After driving through Emigrant Pass, we decided to take a side trip to Tucki Mine. The four-wheel drive road to the mine is about 9 miles long and fairly rough in some places. It was a nice drive on a beautiful canyon road, some of which was covered with snow. Once we reached the mine we ate lunch and checked out the cabin that the National Park Service keeps maintained for emergency use.
The Park Service maintains this cabin at the Tucki Mine in Death Valley
After camping at the Wildrose campsite on Saturday night, Penelope and I hit the road around 8 A.M. We took Emigrant Pass into Death Valley. On our way in we passed a ranger on the snow-covered road. I waved, he nodded and that was that.
Later on we discovered that the road we were on was actually closed, he was headed in to lock the gate on the other side! I'm guessing he saw our vehicle and wasn't worried. The road was beautiful. There was about six inches of snow covering the pavement and the ground was white as far as the eye could see. It was really amazing.
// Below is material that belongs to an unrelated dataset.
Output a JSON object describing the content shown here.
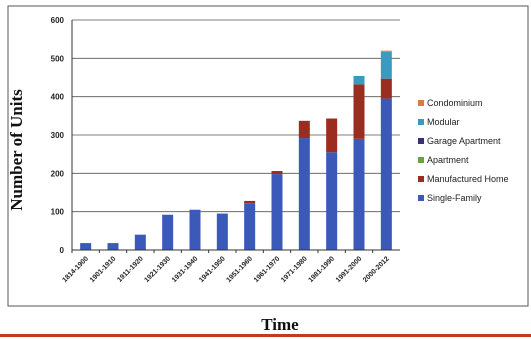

We took a side trip to Skidoo mine. We made it about 5 of the 10 miles when we decided to turn around. We were driving through three foot deep snow drifts on a steep, narrow mountain road with sheer cliffs off to the side. We had chains, but didn't need them as we weren't slipping at all, but I decided it just wasn't worth the risk so we turned around at a great lookout point.
Emigrant Pass is covered with snow after a big snowstorm the night before.
On our way to Death Valley, my lovely wife Penelope and I took a detour to check out the Trona Pinnacles. It was raining pretty heavily and the road was a flooded muddy mess. Our trusty FJ Cruiser handled the gooey clay beautifully.
The Trona Pinnacles jut out of the ground behind a river of muddy water in the foreground.